入ってきたのはデコイさんだった。デコイさんは真剣な顔をしている。
「ありゃ、デコイさん? 何の用ですか?」
「ちょっとね…。おい、フー」
「なんですかー? 今忙し…」
と、フーが振り向いた瞬間、大量の汗をかき始めた。え、知り合い?
「お前何呑気にゲームしてんだコラ! さっさとログアウトして宿題せんかいボケ!」
「ひいいいい!? お兄ちゃん許してぇ!」
「何ゲームしてさぼってんだ! 夏休み終わったのに夏休みの宿題終わってないのお前だけだぞ!」
…お兄ちゃん?
「ええええ!? 兄妹!?」
「そうだよ。一応兄妹。チームメンバーを調べてみたらフーって名前があってもしかしてとは思ったけど…」
「み、ミーミルさんお兄ちゃんとフレンド!? なんてこった敵が増えた!」
「何が敵だバカ!」
と、デコイさんはなんと剣でフーを切りつけた。
フーはキルされ、強制的にログアウトしたようだ。死ぬと10分間ログインできなくなるんだっけ。そして拠点がある場合は拠点でリスポーン、無い場合は噴水広場でリスポーンだったか。
でも妹をPKって…。
「あの、やりすぎでは…」
「こうでもしないとやらないからね。僕もさっさとログアウトして監督でもするよ。ご迷惑をおかけしたね。あとリオンくん。あの子いつも迷惑かけてごめんね」
「あ、いえ…いつも助けられてるんで…」
「…妹は人助けはするくせになぁ」
と、ぼやきながら出ていってしまった。
とてつもない兄妹喧嘩っていうかなんていうか…。
「クシナダって弟と妹いたよね。あんな感じで喧嘩するの?」
「弟、妹は別になんもしないぞ。喧嘩はそれほどしたことないな。わがまま言わないいい子だからな」
「なるほど。
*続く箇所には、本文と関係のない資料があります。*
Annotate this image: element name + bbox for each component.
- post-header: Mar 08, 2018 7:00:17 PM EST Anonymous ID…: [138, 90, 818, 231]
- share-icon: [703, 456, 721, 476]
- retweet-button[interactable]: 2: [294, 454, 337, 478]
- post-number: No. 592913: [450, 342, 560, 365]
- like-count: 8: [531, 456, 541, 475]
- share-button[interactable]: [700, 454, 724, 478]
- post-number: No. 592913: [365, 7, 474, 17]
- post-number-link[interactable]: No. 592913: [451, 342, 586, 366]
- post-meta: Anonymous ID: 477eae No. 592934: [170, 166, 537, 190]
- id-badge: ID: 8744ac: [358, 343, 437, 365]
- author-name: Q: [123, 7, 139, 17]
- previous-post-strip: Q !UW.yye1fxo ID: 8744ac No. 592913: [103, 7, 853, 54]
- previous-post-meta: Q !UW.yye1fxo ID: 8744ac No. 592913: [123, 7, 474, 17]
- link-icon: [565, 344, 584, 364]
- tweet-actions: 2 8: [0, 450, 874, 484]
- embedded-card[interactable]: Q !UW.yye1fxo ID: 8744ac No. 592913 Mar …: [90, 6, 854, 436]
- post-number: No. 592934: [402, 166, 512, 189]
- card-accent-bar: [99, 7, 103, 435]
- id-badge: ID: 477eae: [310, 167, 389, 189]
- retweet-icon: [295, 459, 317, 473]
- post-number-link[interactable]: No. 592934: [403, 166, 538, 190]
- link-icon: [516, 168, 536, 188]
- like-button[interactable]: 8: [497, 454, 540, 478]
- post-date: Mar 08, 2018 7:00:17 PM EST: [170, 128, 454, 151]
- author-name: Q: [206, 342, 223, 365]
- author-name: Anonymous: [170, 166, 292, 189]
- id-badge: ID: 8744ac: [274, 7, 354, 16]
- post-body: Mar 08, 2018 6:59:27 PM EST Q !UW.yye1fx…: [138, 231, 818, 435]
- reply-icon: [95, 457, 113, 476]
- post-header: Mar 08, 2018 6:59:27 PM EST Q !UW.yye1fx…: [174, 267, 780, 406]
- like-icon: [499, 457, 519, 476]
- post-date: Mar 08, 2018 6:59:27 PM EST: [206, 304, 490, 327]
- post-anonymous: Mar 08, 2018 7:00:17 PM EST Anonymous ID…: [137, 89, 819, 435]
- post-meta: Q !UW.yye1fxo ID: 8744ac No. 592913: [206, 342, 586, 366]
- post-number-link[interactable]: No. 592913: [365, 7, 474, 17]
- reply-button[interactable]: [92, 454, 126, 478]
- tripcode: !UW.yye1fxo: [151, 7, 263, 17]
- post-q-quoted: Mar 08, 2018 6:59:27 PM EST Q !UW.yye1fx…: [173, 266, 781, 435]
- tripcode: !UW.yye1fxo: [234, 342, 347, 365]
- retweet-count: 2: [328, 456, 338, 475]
灘を反面教師にしてるんだね」
「どういうことだ?」
「そうかもねー。私も従妹くらいしかいないからなー。ミーミルは?」
「私も従妹ぐらいだ。っていうかイギリスにいるからなかなか会いに行ける距離ではないな」
イギリスにいたころはよく遊びにいっていたもんだが日本に来たからなぁ。イギリスに戻るのは二年前にお墓参りにいったぐらいか。
「ミーミルの従妹見てみたいなー。きっとかわいいんだろうなー」
「そんなことないぞ。クソガキだ」
結構わがまま少女だったからな…。